Antioxidants & redox signaling

miRNA-30 family inhibition protects against cardiac ischemic injury by regulating cystathionine-γ-lyase expression.

PMID 25203395


Myocardial infarction (MI) is a leading cause of death globally. MicroRNAs (miRNAs) have been identified as a novel class of MI injury regulators.

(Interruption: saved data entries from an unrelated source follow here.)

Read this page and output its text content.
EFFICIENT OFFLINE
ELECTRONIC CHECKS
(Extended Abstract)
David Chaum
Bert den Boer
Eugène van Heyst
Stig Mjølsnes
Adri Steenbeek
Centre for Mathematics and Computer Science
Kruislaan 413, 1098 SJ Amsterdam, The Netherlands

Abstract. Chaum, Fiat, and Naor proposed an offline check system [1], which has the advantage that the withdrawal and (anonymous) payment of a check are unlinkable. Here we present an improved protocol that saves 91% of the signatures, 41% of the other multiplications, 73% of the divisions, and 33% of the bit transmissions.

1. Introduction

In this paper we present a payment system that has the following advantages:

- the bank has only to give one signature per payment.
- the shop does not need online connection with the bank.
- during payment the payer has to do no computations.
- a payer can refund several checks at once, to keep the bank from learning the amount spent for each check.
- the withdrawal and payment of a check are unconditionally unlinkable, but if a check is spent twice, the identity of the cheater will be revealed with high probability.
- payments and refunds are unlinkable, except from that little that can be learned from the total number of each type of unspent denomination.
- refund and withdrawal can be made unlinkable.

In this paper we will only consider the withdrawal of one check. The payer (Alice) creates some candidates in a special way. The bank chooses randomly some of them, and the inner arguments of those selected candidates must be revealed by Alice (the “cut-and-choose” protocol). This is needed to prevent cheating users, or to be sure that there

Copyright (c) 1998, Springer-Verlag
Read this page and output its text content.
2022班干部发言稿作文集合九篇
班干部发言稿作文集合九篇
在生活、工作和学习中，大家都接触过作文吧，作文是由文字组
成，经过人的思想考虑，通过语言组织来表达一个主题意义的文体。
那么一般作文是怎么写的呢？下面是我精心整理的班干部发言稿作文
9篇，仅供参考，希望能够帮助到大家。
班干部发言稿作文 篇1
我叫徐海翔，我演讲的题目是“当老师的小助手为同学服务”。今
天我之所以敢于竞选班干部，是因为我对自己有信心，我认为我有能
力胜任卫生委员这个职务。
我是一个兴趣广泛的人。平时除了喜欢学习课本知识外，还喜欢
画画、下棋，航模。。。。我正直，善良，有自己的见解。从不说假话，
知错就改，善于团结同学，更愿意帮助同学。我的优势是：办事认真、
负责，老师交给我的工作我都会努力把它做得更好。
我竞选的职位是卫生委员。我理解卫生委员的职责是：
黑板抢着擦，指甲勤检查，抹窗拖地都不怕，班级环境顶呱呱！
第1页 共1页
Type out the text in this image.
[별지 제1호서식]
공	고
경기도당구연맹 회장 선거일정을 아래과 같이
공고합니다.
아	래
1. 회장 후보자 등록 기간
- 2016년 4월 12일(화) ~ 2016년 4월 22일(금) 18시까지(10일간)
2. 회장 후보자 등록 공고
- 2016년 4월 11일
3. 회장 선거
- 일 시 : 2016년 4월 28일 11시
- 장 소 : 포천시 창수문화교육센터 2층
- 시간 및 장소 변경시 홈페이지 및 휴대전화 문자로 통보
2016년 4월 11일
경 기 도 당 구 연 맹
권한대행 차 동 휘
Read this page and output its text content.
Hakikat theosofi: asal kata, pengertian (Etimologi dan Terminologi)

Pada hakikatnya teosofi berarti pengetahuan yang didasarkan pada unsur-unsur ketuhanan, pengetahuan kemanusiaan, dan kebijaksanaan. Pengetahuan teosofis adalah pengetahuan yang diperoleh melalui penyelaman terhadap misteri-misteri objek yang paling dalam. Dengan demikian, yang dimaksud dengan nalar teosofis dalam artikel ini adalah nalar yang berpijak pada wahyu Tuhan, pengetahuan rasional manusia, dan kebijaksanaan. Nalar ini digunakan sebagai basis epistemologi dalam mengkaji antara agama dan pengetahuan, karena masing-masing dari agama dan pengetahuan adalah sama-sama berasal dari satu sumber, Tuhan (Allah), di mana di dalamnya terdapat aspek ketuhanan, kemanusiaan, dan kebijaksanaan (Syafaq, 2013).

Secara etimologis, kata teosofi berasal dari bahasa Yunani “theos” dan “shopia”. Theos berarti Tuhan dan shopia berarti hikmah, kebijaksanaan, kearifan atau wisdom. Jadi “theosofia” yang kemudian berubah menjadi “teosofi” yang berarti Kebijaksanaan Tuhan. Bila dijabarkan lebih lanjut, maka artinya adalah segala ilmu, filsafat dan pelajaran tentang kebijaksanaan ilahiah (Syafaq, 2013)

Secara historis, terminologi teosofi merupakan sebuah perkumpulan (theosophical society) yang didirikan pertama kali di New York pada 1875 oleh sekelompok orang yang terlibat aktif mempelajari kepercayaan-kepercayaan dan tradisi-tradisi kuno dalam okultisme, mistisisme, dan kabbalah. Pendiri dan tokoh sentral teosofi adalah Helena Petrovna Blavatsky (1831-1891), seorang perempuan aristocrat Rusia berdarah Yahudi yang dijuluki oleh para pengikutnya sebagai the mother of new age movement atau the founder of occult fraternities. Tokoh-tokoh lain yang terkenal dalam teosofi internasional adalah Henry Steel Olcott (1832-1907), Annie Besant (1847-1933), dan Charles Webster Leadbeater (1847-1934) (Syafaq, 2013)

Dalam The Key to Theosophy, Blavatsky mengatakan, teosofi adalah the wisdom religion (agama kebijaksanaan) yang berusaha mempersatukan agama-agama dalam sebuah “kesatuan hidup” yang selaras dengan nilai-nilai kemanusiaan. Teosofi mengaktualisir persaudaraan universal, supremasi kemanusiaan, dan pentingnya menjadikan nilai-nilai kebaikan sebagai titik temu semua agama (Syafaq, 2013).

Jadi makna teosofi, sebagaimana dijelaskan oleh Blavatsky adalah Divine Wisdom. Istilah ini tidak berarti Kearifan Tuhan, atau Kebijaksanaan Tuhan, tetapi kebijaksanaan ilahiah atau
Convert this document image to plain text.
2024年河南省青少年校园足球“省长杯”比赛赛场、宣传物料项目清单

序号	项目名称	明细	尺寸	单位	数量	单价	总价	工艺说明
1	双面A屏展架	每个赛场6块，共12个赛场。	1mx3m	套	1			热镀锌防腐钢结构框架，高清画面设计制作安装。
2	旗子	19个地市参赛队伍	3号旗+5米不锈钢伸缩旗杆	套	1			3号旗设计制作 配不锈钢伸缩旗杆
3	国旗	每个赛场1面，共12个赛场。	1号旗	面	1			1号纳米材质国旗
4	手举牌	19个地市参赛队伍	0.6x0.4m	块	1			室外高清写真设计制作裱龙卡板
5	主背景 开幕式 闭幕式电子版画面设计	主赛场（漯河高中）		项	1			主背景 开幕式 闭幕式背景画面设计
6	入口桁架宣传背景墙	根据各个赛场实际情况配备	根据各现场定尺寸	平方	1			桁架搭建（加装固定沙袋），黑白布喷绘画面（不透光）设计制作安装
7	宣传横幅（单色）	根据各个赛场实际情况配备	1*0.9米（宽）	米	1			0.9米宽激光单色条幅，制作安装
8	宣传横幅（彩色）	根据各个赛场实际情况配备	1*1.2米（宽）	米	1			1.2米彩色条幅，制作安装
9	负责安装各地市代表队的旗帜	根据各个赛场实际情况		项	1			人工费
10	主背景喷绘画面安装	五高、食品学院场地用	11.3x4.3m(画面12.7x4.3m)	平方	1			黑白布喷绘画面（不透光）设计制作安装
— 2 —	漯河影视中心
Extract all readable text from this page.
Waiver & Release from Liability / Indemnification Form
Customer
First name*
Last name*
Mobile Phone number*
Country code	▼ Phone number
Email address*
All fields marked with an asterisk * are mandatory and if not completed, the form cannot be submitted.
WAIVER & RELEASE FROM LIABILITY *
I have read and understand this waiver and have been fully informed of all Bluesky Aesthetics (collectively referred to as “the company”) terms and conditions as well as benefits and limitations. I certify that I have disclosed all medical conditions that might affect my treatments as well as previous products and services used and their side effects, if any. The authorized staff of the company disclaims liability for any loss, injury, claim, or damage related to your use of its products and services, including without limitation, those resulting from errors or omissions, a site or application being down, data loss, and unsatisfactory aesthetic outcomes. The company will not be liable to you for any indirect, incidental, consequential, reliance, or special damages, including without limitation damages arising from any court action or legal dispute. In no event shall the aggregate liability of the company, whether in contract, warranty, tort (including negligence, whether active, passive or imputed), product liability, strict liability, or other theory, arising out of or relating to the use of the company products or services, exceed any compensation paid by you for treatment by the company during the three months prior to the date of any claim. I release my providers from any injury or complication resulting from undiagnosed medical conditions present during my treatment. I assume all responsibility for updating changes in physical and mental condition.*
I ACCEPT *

Hydrogen sulfide (H2S) is a gaseous signaling molecule that regulates cardiovascular function. The purpose of this study was to explore the role of the miR-30 family in protecting against MI injury by regulating H2S production. The expression of miR-30 family was upregulated in the murine MI model as well as in the primary cardiomyocyte hypoxic model. However, the cystathionine-γ-lyase (CSE) expression was significantly decreased. The overexpression of miR-30 family decreased CSE expression, reduced H2S production, and then aggravated hypoxic cardiomyocyte injury. In contrast, silencing the whole miR-30 family can protect against hypoxic cell injury by elevating CSE and H2S level. Nonetheless, the protective effect was abolished by cotransfecting with CSE-siRNA. Systemic delivery of a locked nucleic acid (LNA)-miR-30 family inhibitor correspondingly increased CSE and H2S level, then reduced infarct size, decreased apoptotic cell number in the peri-infarct region, and improved cardiac function in response to MI. However, these cardioprotective effects were absent in CSE knockout mice. MiR-30b overexpression in vivo aggravated MI injury because of H2S reduction, and this could be rescued by S-propargyl-cysteine (SPRC), which is a novel modulator of CSE, or further exacerbated by propargylglycine (PAG), which is a selective inhibitor of CSE. Our findings reveal a novel molecular mechanism for endogenous H2S production in the heart at the miRNA level and demonstrate the therapeutic potential of miR-30 family inhibition for ischemic heart diseases by increasing H2S production.